Wednesday, May 27th, 2009

The Dice-O-Matic is a preposterous product that serves a questionable “need”:

It is a 7 foot tall, 104 pound, dice-eating monster, capable of generating 1.3 million rolls a day.

Currently, GamesByEmail.com uses some 80,000+ dice rolls for play in games like Backgammon, Gambit (a RISK clone), W.W.II (an Axis & Allies clone) and others. To generate the dice rolls, I have used Math.random, Random.org and other sources, but have always received numerous complaints that the dice are not random enough. Some players have put more effort into statistical analysis of the rolls than they put into their doctoral dissertation.

A few years ago I tinkered with a dice rolling machine made from Legos. Though great fun, it was noisy and cantankerous and unreliable, and it never recovered from the move two years ago. But it had made players happy, at least for a while. So I decided to make a ‘professional’ grade rolling machine.

I had been slowly accumulating parts for over a year when I put out a plea for financial assistance. Many players donated small amounts, and a few made some over-the-top donations. I also received a large donation of the elevator parts.
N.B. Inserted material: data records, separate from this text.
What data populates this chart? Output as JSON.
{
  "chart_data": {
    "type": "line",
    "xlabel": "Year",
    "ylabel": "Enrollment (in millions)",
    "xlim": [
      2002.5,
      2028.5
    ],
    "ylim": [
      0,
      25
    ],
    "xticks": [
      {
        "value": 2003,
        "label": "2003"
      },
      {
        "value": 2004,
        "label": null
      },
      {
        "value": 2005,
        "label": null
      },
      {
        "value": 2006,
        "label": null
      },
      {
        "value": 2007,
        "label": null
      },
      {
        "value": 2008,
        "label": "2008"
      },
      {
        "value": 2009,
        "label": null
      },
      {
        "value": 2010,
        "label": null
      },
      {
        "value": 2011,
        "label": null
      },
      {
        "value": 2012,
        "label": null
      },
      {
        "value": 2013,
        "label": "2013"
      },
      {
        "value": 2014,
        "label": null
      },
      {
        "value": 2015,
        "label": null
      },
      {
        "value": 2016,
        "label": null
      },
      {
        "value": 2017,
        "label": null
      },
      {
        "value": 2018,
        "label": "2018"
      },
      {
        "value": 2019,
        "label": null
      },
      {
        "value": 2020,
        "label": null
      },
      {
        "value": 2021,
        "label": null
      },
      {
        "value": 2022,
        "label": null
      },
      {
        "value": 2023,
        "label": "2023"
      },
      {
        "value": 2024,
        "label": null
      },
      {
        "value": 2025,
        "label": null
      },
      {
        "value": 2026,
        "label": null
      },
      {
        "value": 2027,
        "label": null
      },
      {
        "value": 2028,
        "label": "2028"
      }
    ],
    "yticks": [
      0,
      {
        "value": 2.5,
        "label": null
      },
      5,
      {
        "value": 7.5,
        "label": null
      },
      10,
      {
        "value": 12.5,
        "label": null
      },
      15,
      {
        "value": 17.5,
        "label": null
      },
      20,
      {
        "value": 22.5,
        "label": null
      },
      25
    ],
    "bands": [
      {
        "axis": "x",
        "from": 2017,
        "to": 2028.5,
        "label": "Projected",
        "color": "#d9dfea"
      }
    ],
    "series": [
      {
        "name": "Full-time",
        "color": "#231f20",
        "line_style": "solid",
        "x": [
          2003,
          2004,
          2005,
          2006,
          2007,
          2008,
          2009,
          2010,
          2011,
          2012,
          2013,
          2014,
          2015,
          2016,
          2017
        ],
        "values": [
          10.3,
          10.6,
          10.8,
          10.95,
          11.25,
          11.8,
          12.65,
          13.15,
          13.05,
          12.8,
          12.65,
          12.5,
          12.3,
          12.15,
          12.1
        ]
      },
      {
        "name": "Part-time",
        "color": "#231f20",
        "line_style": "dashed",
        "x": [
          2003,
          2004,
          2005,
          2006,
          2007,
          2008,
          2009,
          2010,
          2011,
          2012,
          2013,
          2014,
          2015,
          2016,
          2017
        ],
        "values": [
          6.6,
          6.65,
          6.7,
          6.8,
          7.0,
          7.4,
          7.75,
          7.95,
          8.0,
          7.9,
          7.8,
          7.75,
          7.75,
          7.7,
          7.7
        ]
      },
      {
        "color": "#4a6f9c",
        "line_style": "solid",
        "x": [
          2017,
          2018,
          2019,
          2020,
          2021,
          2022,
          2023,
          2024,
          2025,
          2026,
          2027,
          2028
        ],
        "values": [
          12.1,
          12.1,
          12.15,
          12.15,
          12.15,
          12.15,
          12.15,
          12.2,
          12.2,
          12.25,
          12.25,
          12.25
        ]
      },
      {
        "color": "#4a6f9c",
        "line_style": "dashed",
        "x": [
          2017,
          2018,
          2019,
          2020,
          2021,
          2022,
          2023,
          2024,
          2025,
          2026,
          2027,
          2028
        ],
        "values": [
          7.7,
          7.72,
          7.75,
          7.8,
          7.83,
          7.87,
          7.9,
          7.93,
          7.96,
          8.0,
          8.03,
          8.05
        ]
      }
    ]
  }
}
The help allowed me to gather the last and most expensive bits, and four months of spare time later, everything is working better than planned.

I had a soft target of a machine capable of 200,000 rolls a day, as site traffic is growing. However, any automation project worth doing is worth over doing, and I way overshot the mark. The result is what you see here: a machine that can belch a continuous river of dice down a spiraling ramp, then elevate, photograph, process and upload almost a million and a half rolls to the server a day.